I an [thisclose] to heading off to a hotel. Or I would be if Rob wasn't working insane hours and weekends.
Still sick. Just down to a sore throat and cough that can get so bad I am surprised I haven't blown out my tonsils or adenoids yet. So laying down - not easy.
On top of being sick and miserable, Izzy has not slept through the night in months. She wakes up 2 or 3 times each night and comes in the room either crying or making demands. Rob does his best to field her problems but she wants me. One night, after having been up with her for hours, I pretended to be asleep while he took care of her and she just shoves past him yelling for me and smacking my foot to wake me up.
I hope this gets better soon. Sleep deprivation is a killer for me and it is only a matter of time before I snap. I can survive on less sleep than I should but then I am so lethargic and moody. Last night I finally fell asleep on the couch around 1am, trying to sleep sitting up while hacking up a lung and half an hour later she comes down the stairs crying, wanting to sleep with me. Too tired to put up a fight, I let her crawl in behind me and I had another terrible night's sleep with Miss Iz kicking me in her sleep and rolling me off the couch.
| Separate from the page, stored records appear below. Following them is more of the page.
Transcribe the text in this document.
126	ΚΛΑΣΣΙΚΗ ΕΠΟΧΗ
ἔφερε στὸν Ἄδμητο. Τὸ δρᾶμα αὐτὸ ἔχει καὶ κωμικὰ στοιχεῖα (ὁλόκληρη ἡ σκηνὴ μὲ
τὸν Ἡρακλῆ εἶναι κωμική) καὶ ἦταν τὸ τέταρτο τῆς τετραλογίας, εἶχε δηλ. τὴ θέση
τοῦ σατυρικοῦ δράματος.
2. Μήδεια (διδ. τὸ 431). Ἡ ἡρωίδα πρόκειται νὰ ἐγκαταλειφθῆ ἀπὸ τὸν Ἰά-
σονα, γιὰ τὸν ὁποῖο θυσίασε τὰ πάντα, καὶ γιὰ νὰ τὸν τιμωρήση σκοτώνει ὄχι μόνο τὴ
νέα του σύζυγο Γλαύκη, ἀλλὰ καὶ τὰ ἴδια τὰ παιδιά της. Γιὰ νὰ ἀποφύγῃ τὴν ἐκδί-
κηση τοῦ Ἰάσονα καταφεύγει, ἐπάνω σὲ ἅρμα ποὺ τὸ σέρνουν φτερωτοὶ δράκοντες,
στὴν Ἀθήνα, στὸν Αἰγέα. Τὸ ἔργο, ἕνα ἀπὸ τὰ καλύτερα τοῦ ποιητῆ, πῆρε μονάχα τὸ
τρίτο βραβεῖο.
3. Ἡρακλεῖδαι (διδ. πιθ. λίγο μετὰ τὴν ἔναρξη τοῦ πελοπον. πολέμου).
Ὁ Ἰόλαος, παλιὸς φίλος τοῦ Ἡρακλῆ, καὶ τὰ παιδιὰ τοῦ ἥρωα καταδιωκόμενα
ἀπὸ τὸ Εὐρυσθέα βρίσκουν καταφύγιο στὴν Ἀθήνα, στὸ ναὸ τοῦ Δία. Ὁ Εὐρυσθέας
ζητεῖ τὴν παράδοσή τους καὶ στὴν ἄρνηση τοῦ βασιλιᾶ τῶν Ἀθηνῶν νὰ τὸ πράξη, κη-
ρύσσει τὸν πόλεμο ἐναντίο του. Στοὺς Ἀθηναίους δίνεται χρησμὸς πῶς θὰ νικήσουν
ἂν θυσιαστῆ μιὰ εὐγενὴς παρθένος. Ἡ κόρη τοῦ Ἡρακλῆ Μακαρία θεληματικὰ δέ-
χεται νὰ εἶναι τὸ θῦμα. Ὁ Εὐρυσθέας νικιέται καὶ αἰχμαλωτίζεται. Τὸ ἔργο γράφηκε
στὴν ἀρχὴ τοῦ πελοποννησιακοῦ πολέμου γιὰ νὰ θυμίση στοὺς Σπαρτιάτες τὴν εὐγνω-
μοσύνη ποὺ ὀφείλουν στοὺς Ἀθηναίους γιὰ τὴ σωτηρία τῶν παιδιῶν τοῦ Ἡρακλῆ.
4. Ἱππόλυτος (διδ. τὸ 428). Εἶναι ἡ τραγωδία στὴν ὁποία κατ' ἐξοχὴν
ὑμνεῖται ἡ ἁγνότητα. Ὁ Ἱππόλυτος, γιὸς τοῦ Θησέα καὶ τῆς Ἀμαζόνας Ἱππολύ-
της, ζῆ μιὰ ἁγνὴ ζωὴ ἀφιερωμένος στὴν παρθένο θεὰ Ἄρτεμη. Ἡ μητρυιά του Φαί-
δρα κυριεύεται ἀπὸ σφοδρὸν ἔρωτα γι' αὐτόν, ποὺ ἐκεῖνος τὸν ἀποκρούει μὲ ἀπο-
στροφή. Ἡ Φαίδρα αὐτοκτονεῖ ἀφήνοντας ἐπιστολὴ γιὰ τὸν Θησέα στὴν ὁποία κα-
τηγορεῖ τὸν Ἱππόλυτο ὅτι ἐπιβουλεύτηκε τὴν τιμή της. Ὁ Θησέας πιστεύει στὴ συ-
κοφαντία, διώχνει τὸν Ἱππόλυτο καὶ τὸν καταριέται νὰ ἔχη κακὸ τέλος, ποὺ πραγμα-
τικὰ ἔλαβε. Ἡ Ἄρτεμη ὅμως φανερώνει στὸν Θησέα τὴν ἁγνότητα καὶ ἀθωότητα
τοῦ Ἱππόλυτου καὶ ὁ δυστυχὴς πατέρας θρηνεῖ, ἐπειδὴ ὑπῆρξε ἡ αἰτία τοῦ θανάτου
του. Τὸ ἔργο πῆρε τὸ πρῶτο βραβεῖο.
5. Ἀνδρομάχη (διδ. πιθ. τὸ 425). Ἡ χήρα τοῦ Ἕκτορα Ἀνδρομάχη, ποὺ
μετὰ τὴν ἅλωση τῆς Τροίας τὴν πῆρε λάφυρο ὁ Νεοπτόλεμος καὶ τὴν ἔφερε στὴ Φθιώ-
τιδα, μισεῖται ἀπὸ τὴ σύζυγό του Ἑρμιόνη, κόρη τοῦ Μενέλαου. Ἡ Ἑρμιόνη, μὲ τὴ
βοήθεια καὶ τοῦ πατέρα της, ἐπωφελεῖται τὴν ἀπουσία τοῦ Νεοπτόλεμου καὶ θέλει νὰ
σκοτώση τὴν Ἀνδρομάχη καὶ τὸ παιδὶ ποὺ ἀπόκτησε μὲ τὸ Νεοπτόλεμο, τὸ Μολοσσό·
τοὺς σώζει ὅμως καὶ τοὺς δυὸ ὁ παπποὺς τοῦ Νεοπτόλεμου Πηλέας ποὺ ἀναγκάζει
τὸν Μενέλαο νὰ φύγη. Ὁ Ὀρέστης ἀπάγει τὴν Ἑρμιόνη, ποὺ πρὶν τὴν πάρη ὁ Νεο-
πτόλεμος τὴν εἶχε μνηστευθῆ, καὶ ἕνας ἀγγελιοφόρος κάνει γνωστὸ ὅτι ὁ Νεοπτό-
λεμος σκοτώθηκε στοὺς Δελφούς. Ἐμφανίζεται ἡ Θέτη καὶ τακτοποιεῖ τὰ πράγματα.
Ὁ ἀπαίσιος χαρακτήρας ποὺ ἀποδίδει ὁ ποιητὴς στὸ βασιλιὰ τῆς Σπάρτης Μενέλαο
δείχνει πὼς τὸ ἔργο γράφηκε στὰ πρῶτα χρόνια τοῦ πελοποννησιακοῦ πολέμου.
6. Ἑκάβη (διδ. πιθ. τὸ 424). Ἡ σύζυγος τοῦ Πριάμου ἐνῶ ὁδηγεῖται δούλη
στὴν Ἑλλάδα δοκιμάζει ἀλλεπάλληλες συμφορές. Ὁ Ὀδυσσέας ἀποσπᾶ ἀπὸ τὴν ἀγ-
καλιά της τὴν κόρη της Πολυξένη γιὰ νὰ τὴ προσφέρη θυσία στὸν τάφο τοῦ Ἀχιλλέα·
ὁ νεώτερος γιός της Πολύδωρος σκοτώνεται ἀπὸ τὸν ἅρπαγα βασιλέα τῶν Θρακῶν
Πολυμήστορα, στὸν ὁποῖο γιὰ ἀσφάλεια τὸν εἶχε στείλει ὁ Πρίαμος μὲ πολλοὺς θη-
So today I am so exhausted. I can barely move and I just want to crash.
Tonight Alex has to go caroling at a senior's centre with the other cub scouts and Rob emailed me telling me how cruddy he is today. All I ask for is a light at the end of this tunnel. I am pretty sure that when she is 16 Izzy won't be barging into my room all through the night. And, hopefully by then, this H1N1 will have passed through my system too.